Week 155: Carson City (1952)
In comparison to Andre De Toth’s other collaborations with Randolph Scott, Carson City seems like an outlier. Though there’s plenty of killing in it, the film feels lightweight, a tone perhaps best exemplified by a scene early on when stagecoach robbers serve their captive passenger a roasted chicken dinner and champagne.
It also has a very positive outlook overall. Randolph Scott’s hero and those around him are surprisingly optimistic, lacking the cynicism that characterizes some of De Toth’s work (and in my opinion, his best work). Unlike Man in the Saddle, The Stranger Wore a Gun, and The Bounty Hunter, the Hungarian director barely plays with darkness in this film, staging everything in the bright sunshine. I could go on and on about the differences I noticed between this film and his other work but I’ll save that for a more in-depth study.

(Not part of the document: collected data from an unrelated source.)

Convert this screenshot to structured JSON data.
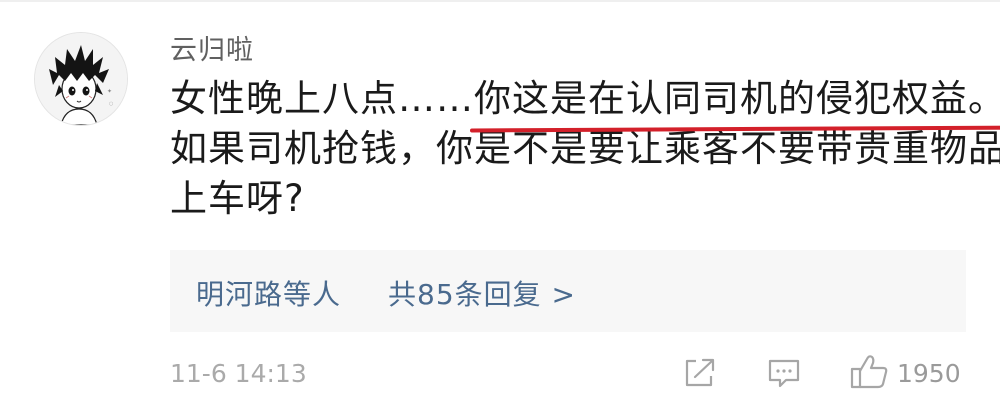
{
  "comment": {
    "username": "云归啦",
    "text_line1_plain": "女性晚上八点……",
    "text_line1_underlined": "你这是在认同司机的侵犯权益。",
    "text_line2": "如果司机抢钱，你是不是要让乘客不要带贵重物品",
    "text_line3": "上车呀?",
    "underline_color": "#d3202a"
  },
  "replies": {
    "names": "明河路等人",
    "count_label": "共85条回复 >",
    "link_color": "#4a6a8e"
  },
  "footer": {
    "timestamp": "11-6 14:13",
    "share_icon": "share-icon",
    "comment_icon": "comment-icon",
    "like_icon": "thumbs-up-icon",
    "like_count": "1950"
  }
}
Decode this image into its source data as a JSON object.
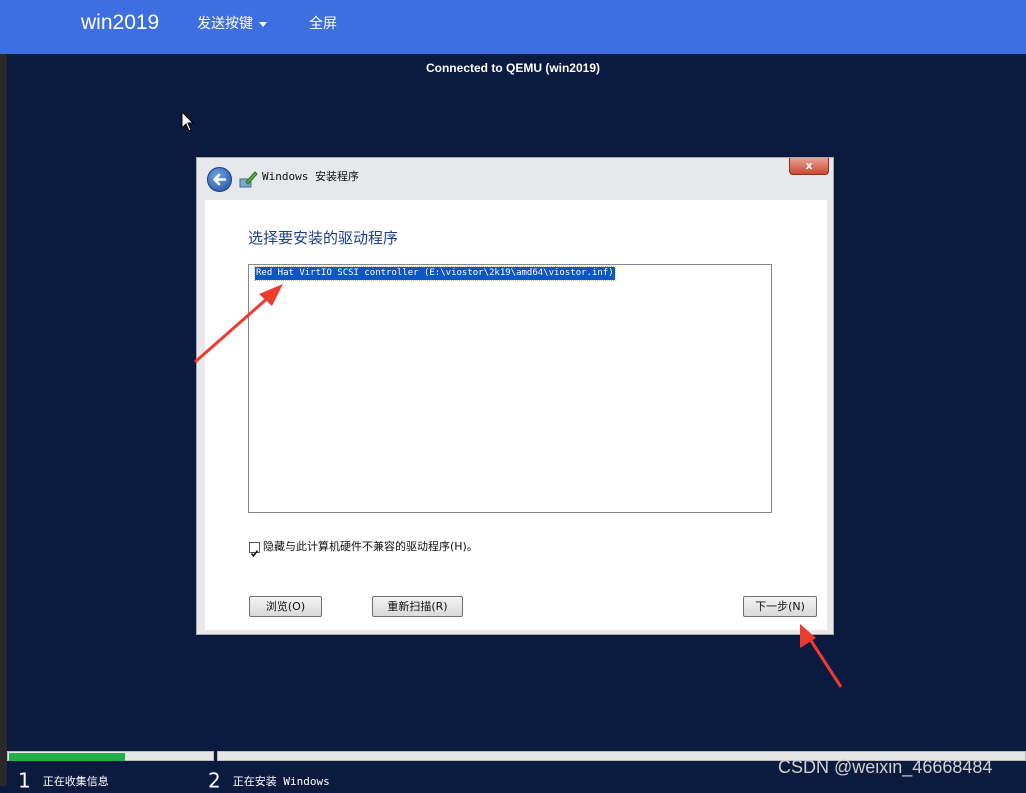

All that said, I still enjoyed Carson City. It gets especially good in the last third and the tunnel scenes are among the film’s strongest. De Toth focuses more on community in this film, how people can band together to overcome conflict. These themes and scenes feel like they were plucked from a John Ford film but ultimately don’t seem out of place. One story element that does stick out like a sore thumb is Scott’s relationship with his brother Alan, played by Richard Webb. I never believed their familial connection, especially when it becomes so easily frayed. The writers made a big mistake with the development of these two.
Though far from their best, Carson City is a fun, entertaining entry in the De Toth/Randolph Scott series.